(447e) Targeted Drug Delivery to the Brain Using Transferrin-Binding Peptides

Drug-delivery to the brain is a significant challenge due to the presence of the formidable blood-brain barrier (BBB). Current therapeutic interventions to treat brain disorders include surgical implants or catheters, both of which are highly invasive and carry the risk of long term neurological damage. A treatment strategy that is non-invasive provides uniform distribution of the drug in the brain at therapeutically relevant concentrations, and carries a low risk of neurological damage is highly desirable but not clinically available. We are focusing on a specific pathway called receptor-mediated transcytosis (RMT) that is facilitated by proteins expressed on the surface of endothelial cells that form the BBB and are dedicated for ferrying transport proteins across the BBB. This pathway has previously shown great promise for transport of antibodies and drug conjugates of transport proteins like transferrin (Tf), insulin etc. We are developing a novel drug delivery strategy based on short peptides as drug carriers to the brain, whereby these peptides will bind to human Tf (hTf) and deliver the attached drug via the RMT pathway of hTf. The transferrin receptor (hTfR) is of particular importance here as it is over-expressed on brain capillaries and is involved in the transfer of iron-carrying hTf to the brain. Given the high circulation half-life (~8 days) of hTf, designing peptides that enable drugs to stay conjugated to hTf increases the in vivo residence time and efficacy of the drugs as well as reduces their required dosage and side effects. This addresses another major challenge of obtaining desirable pharmacokinetics when designing therapeutics for brain diseases. High abundance (1-3 mg/ml) of hTf in blood also facilitates high drug dosing. Additionally, chaperone peptides eliminate the need for covalent conjugation of drugs to hTf outside the body and can be tailored to improve solubility and stability of drugs in circulation.

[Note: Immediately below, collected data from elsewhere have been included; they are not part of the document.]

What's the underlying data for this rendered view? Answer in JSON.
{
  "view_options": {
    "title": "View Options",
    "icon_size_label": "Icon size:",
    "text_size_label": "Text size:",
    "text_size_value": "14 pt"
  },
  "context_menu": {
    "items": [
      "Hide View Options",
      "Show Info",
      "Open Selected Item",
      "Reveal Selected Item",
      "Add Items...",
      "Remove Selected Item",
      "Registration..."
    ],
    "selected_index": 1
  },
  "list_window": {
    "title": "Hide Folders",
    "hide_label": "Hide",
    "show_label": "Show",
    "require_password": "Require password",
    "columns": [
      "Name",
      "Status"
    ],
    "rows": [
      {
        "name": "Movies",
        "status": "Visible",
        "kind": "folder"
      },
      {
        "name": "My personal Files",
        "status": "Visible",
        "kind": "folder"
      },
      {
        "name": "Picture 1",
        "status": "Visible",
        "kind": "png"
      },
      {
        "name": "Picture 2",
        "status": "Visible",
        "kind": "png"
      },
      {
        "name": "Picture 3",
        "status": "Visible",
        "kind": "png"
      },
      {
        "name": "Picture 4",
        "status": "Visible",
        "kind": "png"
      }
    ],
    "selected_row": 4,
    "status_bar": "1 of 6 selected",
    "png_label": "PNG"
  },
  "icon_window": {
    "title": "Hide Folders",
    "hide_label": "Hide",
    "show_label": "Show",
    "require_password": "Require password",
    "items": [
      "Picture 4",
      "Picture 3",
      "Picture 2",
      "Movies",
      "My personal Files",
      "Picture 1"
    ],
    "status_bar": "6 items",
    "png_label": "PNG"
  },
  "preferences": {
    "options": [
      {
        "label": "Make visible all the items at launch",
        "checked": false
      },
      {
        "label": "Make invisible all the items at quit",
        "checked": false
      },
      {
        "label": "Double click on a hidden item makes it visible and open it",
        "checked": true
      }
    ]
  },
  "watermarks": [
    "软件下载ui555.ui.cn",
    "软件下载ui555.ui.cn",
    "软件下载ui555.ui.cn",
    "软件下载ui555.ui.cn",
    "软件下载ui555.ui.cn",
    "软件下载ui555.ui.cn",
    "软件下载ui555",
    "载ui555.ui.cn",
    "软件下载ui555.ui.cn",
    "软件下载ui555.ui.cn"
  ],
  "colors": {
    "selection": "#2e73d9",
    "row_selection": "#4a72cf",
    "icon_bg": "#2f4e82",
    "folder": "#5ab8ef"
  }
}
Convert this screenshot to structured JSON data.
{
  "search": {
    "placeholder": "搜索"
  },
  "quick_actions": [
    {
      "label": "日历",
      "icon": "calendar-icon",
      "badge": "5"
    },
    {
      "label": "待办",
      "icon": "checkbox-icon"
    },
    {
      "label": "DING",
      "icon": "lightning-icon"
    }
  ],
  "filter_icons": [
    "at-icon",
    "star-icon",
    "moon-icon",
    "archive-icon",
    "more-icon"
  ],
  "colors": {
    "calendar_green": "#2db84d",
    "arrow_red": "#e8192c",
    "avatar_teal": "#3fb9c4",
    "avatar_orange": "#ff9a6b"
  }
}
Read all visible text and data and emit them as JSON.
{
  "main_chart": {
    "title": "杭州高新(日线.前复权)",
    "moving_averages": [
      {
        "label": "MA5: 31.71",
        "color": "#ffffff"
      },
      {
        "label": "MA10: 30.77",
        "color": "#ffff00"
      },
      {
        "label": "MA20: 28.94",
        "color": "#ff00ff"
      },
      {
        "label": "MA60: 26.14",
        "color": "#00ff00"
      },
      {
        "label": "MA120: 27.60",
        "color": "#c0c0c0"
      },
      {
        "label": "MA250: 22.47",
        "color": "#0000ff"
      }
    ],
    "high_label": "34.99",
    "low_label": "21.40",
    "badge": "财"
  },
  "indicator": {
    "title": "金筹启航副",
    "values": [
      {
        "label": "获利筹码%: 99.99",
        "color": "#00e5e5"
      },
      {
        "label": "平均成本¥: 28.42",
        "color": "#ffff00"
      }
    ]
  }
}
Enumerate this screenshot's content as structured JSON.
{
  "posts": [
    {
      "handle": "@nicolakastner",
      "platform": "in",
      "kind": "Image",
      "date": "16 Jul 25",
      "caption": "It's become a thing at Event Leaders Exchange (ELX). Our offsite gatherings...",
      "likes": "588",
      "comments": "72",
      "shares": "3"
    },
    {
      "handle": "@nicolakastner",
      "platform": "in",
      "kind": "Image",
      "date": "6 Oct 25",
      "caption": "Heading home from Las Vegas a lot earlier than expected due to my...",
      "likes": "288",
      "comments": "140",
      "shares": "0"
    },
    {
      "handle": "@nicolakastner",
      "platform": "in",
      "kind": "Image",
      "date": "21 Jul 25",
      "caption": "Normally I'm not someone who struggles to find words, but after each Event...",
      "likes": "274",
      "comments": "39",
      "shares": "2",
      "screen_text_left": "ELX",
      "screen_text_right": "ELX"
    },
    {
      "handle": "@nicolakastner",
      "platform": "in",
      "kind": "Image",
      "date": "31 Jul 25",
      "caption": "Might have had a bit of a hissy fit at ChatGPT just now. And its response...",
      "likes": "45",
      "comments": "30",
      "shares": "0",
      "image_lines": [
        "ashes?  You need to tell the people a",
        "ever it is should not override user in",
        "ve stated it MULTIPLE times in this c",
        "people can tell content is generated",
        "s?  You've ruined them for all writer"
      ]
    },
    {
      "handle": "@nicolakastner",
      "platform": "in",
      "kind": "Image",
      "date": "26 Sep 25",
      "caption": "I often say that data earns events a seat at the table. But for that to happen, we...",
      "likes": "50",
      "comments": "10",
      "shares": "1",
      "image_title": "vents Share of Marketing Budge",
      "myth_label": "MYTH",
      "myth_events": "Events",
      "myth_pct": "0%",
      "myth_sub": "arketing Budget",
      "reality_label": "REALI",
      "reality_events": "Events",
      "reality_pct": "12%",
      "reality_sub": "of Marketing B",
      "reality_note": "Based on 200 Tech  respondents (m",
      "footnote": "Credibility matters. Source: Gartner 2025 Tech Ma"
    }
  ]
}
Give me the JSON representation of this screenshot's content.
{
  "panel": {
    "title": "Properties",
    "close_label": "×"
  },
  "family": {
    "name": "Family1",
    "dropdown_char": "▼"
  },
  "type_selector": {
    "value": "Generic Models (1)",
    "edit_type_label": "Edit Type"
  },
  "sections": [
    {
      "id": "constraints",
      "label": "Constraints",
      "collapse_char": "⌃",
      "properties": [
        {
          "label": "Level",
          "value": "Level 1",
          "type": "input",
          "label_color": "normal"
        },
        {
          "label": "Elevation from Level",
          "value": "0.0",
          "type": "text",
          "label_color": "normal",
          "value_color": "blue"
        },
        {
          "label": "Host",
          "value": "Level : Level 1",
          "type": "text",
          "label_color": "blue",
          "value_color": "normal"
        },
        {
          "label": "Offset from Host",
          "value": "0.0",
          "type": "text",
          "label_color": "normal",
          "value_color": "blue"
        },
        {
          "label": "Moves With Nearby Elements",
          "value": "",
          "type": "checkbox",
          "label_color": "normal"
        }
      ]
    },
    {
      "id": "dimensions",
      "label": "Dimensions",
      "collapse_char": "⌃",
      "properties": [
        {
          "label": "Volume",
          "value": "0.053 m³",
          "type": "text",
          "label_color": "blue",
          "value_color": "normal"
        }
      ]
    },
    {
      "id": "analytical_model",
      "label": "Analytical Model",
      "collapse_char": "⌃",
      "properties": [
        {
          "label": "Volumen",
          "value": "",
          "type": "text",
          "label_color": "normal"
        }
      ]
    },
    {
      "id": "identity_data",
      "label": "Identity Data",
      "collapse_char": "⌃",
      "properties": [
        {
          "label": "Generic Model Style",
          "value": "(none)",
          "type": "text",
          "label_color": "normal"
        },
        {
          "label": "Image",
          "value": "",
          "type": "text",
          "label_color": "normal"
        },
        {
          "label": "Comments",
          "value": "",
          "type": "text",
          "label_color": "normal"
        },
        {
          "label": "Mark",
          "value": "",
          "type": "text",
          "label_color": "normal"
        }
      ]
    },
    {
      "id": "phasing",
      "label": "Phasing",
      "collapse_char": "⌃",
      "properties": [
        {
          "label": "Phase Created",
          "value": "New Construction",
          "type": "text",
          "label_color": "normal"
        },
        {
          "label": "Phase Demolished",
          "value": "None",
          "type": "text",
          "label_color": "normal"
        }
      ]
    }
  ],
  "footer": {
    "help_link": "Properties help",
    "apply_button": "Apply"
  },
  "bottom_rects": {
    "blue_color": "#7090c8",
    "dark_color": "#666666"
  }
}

      In order to design high-affinity hTf–binding peptides that can act as drug chaperones we adopted a rational design approach that relied on naturally occurring receptors for Tf. It is known that several bacterial species have evolved surface proteins that bind to hTf in serum. These proteins, called transferrin binding proteins (Tfbp) enable the pathogens to scavenge iron from circulating hTf and use it for their own metabolic requirements. The binding interfaces of Tfbps on different pathogens do not bear any significant structural or sequence similarity to hTfR and therefore are expected not to interfere with binding of hTf to hTfR. Thus, they offer a potential search space for designing short peptides that bind to hTf with a high-affinity and enable the delivery of a drug cargo across the BBB.

      Using high-throughput peptide synthesis and microarray screening, several potential peptide candidates that mimic Tfbps have been identified from an initial library of ~1000 peptides. These peptides show very high affinity (1-10nM) for hTf in the presence of physiologically relevant concentrations of human serum albumin (HSA) – the most abundant protein in human serum. This ensures that the peptides not only have high affinity but also high selectivity for hTf. As a first step, while peptides have been identified that bind to hTf, the future validation of this drug delivery strategy in vivo in a mouse model would require peptides that bind to mouse Tf (msTf). Keeping this in mind, the entire library has also been screened with msTf in the presence of HSA in order to select peptides that bind to msTf with high affinity and selectivity. A set of candidates that bind to both hTf and msTf has been selected for in vitro and in vivostudies.

      We are currently testing a subset of these peptides in an in vitro BBB cell culture model. This, followed by studies in an animal model would further validate the lead peptide candidates as drug carriers. Finally, the fact that these peptides come from a non-human protein and therefore less likely to compete with hTfR-hTf interaction will have a significant impact on designing better peptide chaperones for drug delivery to the brain.